Imperial Sand Dunes Recreation Area
The sand dunes in this area are up to 300 feet tall and 40 miles long. Located 20 miles west of Yuma, they are used by off-road driving enthusiasts.
Martha’s Gardens Medjool Date Farm
Martha’s Gardens Medjool Date Farm, located 10 miles outside of Yuma, has 8,000 date palm trees. Nels and Martha Rogers started the 130-acre farm in 1990. There is a 3,000-square-foot store where you can purchase a date milkshake. Tours of the farm are also available. All the dates in the United States originate from 11 shoots brought to Nevada from Morocco in 1927. The farm is located at 9747 S Avenue 9 3/4 East, Yuma, and the hours of operation are daily 10 am to 5 pm.
The Camel Farm
The Saihati Camel Farm is a farm and petting zoo where one-humped camels are bred. The farm also has 200 other animals encompassing 40 breeds. Visitors can closely view ostriches, a llama, emu, sheep, kinkajou, coatimundi, Patagonian cavy, water buffalo, hedgehogs, ibex, wallaroo, miniature donkeys, and a zeedonk, which is a cross of zebra and donkey. The farm is located at 15672 S Avenue 1 East, Yuma, and the hours of operation are October through May on Tuesday through Friday from 9 am to 5 pm.

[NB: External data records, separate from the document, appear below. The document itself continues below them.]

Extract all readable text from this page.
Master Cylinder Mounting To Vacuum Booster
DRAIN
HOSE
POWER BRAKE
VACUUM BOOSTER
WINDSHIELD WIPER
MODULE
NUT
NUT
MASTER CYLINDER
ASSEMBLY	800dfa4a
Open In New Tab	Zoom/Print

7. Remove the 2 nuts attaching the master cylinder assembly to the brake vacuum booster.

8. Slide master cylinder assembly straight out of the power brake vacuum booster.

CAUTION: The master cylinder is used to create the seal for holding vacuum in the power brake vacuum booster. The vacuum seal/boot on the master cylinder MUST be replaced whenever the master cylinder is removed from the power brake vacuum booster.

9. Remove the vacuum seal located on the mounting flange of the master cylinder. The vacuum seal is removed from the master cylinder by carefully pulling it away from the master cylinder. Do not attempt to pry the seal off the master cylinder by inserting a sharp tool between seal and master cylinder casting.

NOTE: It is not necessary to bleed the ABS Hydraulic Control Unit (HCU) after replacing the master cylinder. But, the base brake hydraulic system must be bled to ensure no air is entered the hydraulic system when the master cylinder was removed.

Popular Activities in Yuma County
The lakes around the Colorado River provide opportunities for fishing, water skiing, and swimming. The Kofa mountain range offers opportunities for hiking and backpacking.
Access to the Kofa National Wildlife Refuge is currently limited. Please follow the latest guidelines if you visit this area.
The Marine Corps Air Station in Yuma offers an annual air show.
In February, the Yuma Jaycees host the Silver Spur Rodeo that opens with a parade and attracts participants from all over the country. This is followed by the Yuma County Fair later in the spring.
Residents and visitors also can go across the border to San Luis, Sonora, Mexico, where they can enjoy shopping, night clubs, and other attractions.